Pandas has wonderful features for that - in fact, I can even do something like Code: cond = (opt['exp']=='20170907') & (opt['cp']=='C') x = opt[cond][abs(opt['delta'] - targetDelta) == abs(opt['delta'] - targetDelta).min()] However, my main issue is that when I am searching through a lot of options, it works pretty slow. So instead I did something like Code: opt = pd.read_csv('spy.csv') opt.set_index(['date', 'exp', 'cp', 'strike'], inplace=True) after that I can search for complete combinations very quickly: subx = opt.loc[('20170903', '20170907', 'C', 15)] but ranges of dates misbehave badly - it seem to do an outside join on everything instead on a single field, e.g. if i do: Code: subx = opt.loc[('20170903', '20170907', 'C', 15):('20170703', '20170907', 'C', 15)] it will return every option that has a strike of 15 etc
The code I posted doesn't actually work, and it is too late to edit. This is why I should always test before posting. Something like this should work, but maybe not that quickly: targetDelta = 25 D = optionsDF[ (optionsDF.type == 'CALL') & (optionsDF.EXP == '20170907') ] D2 = D.Delta D3 = [ abs(x - targetDelta) for x in D2] D[ D3.index(min(D3)) ] One way to get around python slowness/flakiness when working with very large dataframes/tables is just to keep your options in a relational database and access via SQL. I use cx_Oracle for python queries against an EOD options table (multi-source) of > 4mmm rows. Speed is quite good and complex self-joins, where-clause filters, etc. behave flawlessly.
Don't be scared by databases. You don't need to set up a MySQL/MariaDB server. I use SQLite all the time and it's great for organizing data. Instead of being server based, SQLite is file based. You have access to all the normal SQL syntax, table structures, primary keys, etc. Best yet Python has very good bindings with SQLite.

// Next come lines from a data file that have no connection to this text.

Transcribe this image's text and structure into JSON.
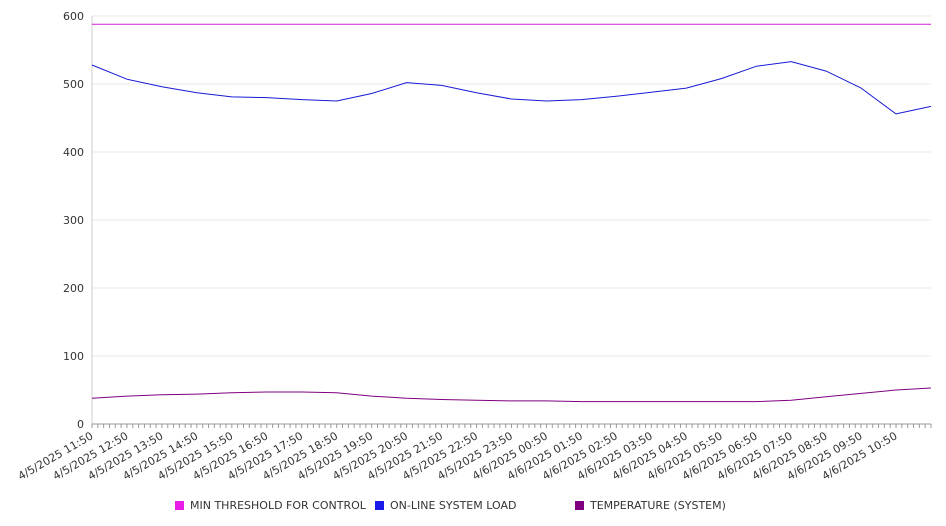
{
  "chart_data": {
    "type": "line",
    "ylim": [
      0,
      600
    ],
    "y_ticks": [
      "0",
      "100",
      "200",
      "300",
      "400",
      "500",
      "600"
    ],
    "x_tick_labels": [
      "4/5/2025 11:50",
      "4/5/2025 12:50",
      "4/5/2025 13:50",
      "4/5/2025 14:50",
      "4/5/2025 15:50",
      "4/5/2025 16:50",
      "4/5/2025 17:50",
      "4/5/2025 18:50",
      "4/5/2025 19:50",
      "4/5/2025 20:50",
      "4/5/2025 21:50",
      "4/5/2025 22:50",
      "4/5/2025 23:50",
      "4/6/2025 00:50",
      "4/6/2025 01:50",
      "4/6/2025 02:50",
      "4/6/2025 03:50",
      "4/6/2025 04:50",
      "4/6/2025 05:50",
      "4/6/2025 06:50",
      "4/6/2025 07:50",
      "4/6/2025 08:50",
      "4/6/2025 09:50",
      "4/6/2025 10:50"
    ],
    "grid": true,
    "legend_position": "bottom",
    "series": [
      {
        "name": "MIN THRESHOLD FOR CONTROL",
        "color": "#d41fd4",
        "x": [
          "4/5/2025 11:50",
          "4/6/2025 11:50"
        ],
        "values": [
          588,
          588
        ]
      },
      {
        "name": "ON-LINE SYSTEM LOAD",
        "color": "#1a1ad6",
        "x": [
          "4/5/2025 11:50",
          "4/5/2025 12:50",
          "4/5/2025 13:50",
          "4/5/2025 14:50",
          "4/5/2025 15:50",
          "4/5/2025 16:50",
          "4/5/2025 17:50",
          "4/5/2025 18:50",
          "4/5/2025 19:50",
          "4/5/2025 20:50",
          "4/5/2025 21:50",
          "4/5/2025 22:50",
          "4/5/2025 23:50",
          "4/6/2025 00:50",
          "4/6/2025 01:50",
          "4/6/2025 02:50",
          "4/6/2025 03:50",
          "4/6/2025 04:50",
          "4/6/2025 05:50",
          "4/6/2025 06:50",
          "4/6/2025 07:50",
          "4/6/2025 08:50",
          "4/6/2025 09:50",
          "4/6/2025 10:50",
          "4/6/2025 11:50"
        ],
        "values": [
          528,
          507,
          496,
          487,
          481,
          480,
          477,
          475,
          486,
          502,
          498,
          487,
          478,
          475,
          477,
          482,
          488,
          494,
          508,
          526,
          533,
          519,
          494,
          456,
          467
        ]
      },
      {
        "name": "TEMPERATURE (SYSTEM)",
        "color": "#800080",
        "x": [
          "4/5/2025 11:50",
          "4/5/2025 12:50",
          "4/5/2025 13:50",
          "4/5/2025 14:50",
          "4/5/2025 15:50",
          "4/5/2025 16:50",
          "4/5/2025 17:50",
          "4/5/2025 18:50",
          "4/5/2025 19:50",
          "4/5/2025 20:50",
          "4/5/2025 21:50",
          "4/5/2025 22:50",
          "4/5/2025 23:50",
          "4/6/2025 00:50",
          "4/6/2025 01:50",
          "4/6/2025 02:50",
          "4/6/2025 03:50",
          "4/6/2025 04:50",
          "4/6/2025 05:50",
          "4/6/2025 06:50",
          "4/6/2025 07:50",
          "4/6/2025 08:50",
          "4/6/2025 09:50",
          "4/6/2025 10:50",
          "4/6/2025 11:50"
        ],
        "values": [
          38,
          41,
          43,
          44,
          46,
          47,
          47,
          46,
          41,
          38,
          36,
          35,
          34,
          34,
          33,
          33,
          33,
          33,
          33,
          33,
          35,
          40,
          45,
          50,
          53
        ]
      }
    ]
  }
}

I doubt a relational db would be an improvement speed-wise - pretty sure my data frame fits into memory and pandas is pretty efficient. I just don’t know how do implement it properly for specific types of searches
Code: import xarray as xr import pandas as pd df=pd.read_csv('http://www.deltaneutral.com/files/Sample_SPX_20151001_to_20151030.csv') sdf=df[ (df.type=='call') & (df.expiration=='10/16/2015') & (df.quotedate == '10/01/2015') &(df.underlying=='SPX')] sxdf=xr.Dataset.from_dataframe(sdf) sxdf.set_index(strike='strike', inplace=True) sxdf.sel(strike=[621],method='nearest').to_dataframe()